Monday, July 21, 2014

Bread, oh lovely sandwich bread!

Sorry I haven't posted lately, but I'm back on the bridge of this crazy ship I call Wheatless.  I'm trying to take my duties seriously after being held captive for a while by the inhabitants of a dangerous planet in the star system Apathy.  Motivation free living was their game and it was a struggle to break free.  The tactical ship Discouragement is in hot pursuit, but I think with a little extra effort we can shake them!

I put some distance between us while exploring the Manna Cluster.  I've discovered several bread recipes that I hoped would be perfect to make sandwiches.  Who wants to explore Wheatlessness on basic, boring rations!  I had some failures with something I found called "Broccoli Bread" that called for whey isolate.  I attempted that recipe twice and then gave up on it and then I found Dr. Davis' Basic Bread recipe in "Wheat Belly Cookbook".  I was jumping for joy when I finally pulled out a loaf of bread that had risen to the occasion!

You know how I like to be thrifty, but so far I have not attempted to use almond meal or use more garbanzo bean flour then almond flour yet.  For me it would be cheaper, but I just LOVE this recipe cuz it works so well.  I will update with other versions and let you know how it goes.

I'm sorry I do not have the wonderful picture of it sliced.  I can't seem to find the photos on my camera.


Basic Bread

1 1/4 cup almond flour
1/4 cup + 1 Tablespoon garbanzo bean (chickpea) flour
1/4 cup ground golden flaxseed (I've used milled regular and golden and it seems fine)
1 1/2 baking soda
1 teaspoon cinnamon (optional)
1/4 teaspoon sea salt
5 eggs, separated
1/4 cup butter, melted
1 Tablespoon buttermilk (I've just used cream or regular milk)
1 Tablespoon xylitol or 4 drops of liquid stevia or to desired sweetness (I've tried both sweeteners and also just left them out all together on one go... why sweeten it?  It's for a sandwich!?)

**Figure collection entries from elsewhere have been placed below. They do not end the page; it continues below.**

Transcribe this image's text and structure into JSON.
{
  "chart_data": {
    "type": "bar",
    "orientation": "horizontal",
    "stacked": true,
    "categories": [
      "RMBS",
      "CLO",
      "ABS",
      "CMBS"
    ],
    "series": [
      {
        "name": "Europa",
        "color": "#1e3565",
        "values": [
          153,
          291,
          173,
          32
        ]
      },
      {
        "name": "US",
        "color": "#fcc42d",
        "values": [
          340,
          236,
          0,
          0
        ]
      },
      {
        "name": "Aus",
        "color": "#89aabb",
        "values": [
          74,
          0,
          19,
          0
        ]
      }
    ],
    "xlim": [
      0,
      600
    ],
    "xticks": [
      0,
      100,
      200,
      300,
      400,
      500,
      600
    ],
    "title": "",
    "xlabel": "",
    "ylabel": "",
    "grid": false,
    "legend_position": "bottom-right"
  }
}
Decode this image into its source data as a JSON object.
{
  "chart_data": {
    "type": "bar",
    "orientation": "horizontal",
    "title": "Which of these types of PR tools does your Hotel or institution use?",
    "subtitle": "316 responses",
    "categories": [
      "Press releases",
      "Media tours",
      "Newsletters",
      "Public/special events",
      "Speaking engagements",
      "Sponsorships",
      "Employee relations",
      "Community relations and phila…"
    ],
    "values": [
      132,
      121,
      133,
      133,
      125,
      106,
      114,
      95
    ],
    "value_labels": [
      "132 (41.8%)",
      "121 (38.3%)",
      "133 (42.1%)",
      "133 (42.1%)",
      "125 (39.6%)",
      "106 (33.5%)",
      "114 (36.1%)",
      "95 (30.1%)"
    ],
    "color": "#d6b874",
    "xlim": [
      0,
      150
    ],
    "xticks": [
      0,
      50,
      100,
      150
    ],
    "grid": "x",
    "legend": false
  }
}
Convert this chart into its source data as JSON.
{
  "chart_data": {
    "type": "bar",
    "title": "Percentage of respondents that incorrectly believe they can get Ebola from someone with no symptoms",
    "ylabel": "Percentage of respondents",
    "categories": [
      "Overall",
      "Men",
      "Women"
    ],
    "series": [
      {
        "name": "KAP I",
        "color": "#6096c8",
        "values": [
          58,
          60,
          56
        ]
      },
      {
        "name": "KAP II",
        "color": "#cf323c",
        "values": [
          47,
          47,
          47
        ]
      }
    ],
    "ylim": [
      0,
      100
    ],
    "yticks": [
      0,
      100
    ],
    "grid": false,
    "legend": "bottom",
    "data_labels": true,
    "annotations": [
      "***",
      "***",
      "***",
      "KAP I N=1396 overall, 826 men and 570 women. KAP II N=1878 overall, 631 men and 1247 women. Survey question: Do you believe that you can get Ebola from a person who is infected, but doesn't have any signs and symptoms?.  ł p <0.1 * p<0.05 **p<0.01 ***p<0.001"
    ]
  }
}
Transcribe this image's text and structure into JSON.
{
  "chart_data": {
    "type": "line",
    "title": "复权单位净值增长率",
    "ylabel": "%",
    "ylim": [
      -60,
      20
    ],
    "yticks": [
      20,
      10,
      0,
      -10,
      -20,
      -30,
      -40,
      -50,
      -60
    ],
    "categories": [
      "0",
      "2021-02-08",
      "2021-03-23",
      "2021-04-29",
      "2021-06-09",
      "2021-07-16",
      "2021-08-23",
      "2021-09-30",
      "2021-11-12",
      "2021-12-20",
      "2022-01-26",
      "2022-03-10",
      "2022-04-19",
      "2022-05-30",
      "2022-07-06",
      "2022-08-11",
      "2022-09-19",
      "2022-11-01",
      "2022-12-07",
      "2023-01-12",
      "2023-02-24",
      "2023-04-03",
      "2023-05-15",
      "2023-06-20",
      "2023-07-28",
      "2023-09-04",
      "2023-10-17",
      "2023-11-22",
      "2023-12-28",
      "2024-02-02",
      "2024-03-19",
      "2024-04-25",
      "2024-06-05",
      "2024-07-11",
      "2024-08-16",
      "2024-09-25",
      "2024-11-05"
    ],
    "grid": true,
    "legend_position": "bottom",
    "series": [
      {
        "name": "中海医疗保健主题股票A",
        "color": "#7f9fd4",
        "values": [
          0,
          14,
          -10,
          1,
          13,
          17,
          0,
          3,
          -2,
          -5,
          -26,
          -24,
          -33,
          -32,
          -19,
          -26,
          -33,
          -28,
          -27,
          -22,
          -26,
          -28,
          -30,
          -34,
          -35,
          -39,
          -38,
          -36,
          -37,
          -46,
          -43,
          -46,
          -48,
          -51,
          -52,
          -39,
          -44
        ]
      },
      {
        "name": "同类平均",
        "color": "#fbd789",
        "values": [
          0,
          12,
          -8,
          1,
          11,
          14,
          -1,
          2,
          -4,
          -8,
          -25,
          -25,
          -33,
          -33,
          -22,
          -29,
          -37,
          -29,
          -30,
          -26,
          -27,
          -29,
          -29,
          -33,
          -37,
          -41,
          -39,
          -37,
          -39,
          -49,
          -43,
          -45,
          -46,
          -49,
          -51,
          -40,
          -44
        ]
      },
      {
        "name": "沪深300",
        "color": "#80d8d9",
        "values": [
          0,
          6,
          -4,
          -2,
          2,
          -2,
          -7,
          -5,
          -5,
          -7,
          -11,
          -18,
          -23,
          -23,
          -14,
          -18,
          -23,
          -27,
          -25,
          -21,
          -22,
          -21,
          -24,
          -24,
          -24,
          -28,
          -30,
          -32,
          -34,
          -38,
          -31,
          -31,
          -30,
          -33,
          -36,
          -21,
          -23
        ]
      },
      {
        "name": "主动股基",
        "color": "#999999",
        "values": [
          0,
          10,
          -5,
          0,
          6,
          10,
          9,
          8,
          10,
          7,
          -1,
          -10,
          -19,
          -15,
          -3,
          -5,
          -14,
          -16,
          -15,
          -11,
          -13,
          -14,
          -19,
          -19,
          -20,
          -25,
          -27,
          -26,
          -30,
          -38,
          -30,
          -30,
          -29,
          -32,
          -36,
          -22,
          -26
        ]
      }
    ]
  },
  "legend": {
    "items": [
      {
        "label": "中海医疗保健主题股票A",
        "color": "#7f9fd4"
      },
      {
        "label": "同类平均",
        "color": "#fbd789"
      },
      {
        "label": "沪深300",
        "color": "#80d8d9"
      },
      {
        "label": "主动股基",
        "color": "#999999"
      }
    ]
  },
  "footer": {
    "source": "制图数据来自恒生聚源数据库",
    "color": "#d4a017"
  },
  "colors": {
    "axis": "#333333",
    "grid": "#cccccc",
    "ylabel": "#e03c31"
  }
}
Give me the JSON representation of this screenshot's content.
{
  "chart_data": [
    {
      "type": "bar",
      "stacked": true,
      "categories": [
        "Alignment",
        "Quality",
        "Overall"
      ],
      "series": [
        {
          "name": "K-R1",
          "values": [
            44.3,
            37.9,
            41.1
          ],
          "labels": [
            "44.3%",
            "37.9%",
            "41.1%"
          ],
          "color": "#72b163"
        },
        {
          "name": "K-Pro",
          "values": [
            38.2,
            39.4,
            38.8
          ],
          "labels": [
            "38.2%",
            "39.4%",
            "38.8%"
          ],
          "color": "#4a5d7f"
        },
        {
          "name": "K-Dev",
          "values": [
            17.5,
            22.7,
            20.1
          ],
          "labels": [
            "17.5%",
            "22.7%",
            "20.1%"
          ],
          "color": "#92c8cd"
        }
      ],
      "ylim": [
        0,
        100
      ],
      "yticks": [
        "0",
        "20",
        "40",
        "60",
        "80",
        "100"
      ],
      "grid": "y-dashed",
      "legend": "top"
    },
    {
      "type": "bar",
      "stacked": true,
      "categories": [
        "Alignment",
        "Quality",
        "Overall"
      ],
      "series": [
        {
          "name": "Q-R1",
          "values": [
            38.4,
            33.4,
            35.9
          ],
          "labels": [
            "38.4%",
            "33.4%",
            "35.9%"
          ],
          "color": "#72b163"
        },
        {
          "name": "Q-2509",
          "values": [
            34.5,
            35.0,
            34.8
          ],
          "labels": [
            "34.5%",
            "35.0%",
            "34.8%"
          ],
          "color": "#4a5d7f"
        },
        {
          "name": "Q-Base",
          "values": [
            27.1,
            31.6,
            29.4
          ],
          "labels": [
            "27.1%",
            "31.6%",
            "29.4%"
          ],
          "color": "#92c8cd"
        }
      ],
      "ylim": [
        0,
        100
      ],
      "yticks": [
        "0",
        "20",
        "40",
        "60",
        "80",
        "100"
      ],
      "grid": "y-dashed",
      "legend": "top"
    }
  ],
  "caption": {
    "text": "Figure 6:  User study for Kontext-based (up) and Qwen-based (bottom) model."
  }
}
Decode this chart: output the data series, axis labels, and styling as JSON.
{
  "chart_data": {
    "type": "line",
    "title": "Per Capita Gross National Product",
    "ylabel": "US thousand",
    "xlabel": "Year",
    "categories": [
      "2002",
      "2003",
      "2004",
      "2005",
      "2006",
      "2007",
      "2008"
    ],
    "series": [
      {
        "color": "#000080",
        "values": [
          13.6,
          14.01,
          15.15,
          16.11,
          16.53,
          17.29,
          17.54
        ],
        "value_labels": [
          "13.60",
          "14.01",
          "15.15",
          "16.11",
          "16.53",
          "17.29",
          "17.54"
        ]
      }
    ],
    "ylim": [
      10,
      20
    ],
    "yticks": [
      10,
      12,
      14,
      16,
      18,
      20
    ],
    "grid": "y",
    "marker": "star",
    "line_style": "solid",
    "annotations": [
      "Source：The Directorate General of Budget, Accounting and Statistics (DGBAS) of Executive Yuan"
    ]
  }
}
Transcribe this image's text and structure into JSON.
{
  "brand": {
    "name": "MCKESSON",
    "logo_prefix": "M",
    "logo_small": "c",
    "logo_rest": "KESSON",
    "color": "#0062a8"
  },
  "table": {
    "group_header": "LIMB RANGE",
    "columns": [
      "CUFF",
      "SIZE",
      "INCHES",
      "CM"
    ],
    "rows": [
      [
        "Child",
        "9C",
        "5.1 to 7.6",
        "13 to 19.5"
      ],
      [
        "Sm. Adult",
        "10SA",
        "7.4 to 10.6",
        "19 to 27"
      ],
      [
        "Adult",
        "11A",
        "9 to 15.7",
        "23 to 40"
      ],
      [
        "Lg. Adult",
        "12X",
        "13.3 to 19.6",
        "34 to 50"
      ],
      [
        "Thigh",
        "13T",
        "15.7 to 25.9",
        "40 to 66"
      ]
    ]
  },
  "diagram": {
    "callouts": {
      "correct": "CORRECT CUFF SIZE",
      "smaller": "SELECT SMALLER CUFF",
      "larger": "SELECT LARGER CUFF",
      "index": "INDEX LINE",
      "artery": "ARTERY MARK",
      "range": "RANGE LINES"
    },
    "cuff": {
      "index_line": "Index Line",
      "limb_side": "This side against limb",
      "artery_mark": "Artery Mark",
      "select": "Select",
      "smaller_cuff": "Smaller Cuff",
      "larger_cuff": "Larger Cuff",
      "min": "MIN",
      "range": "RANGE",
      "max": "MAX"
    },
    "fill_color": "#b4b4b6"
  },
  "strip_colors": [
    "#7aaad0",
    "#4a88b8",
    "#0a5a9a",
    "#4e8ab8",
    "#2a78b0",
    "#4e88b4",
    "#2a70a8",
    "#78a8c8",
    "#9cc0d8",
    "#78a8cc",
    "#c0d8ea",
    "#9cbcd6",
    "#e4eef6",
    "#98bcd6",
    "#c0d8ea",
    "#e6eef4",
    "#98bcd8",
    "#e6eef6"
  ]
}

Preheat the oven 350 degrees. Grease an 8 1/2 x 4 1/2 loaf pan.

In a food processor, combine the almond flour, garbanzo bean flour, flaxseeds (in my case flaxseed flour), baking soda, cinnamon (if using), and salt.  Pulse until blended then add the egg yolks, butter, buttermilk, and xylitol or stevia and pulse just till blended.

In a large bowl, beat the egg whites with an electric mixer until soft peaks form.  Pour into the flower mixture and pulse until the egg whites are evenly distributed, but do not run the machine at a constant speed.  Spread into the pan and bake 40 minutes, or until a wooden pick comes out clean.

Cool in the pan for 10 minutes.  Remove and cool completely on a rack.

I am VERY HAPPY with how this bread turned out!  I will admit that the smell of the bread reminds me of my aunts beauty shop!  My mother-in-law says that is the smell of the baking soda.  It doesn't affect the taste at all and I just ignore it.  It is easy to do when you are slapping on lovely sandwich ingredients and enjoying the ability to eat a nice GLUTEN and STARCH FREE sandwich!  Oh yeah... awesome.  

Set phasers to "Knock You Out" because it will.  

I can't wait to get in there and do some tweaking.  I have considered... BLUEBERRY bread!!!  Imagine pumpkin bread, whatever you like!  Then on the savory side... break out different seasonings and go for it!  I hope you enjoy this as much as we do!!!!!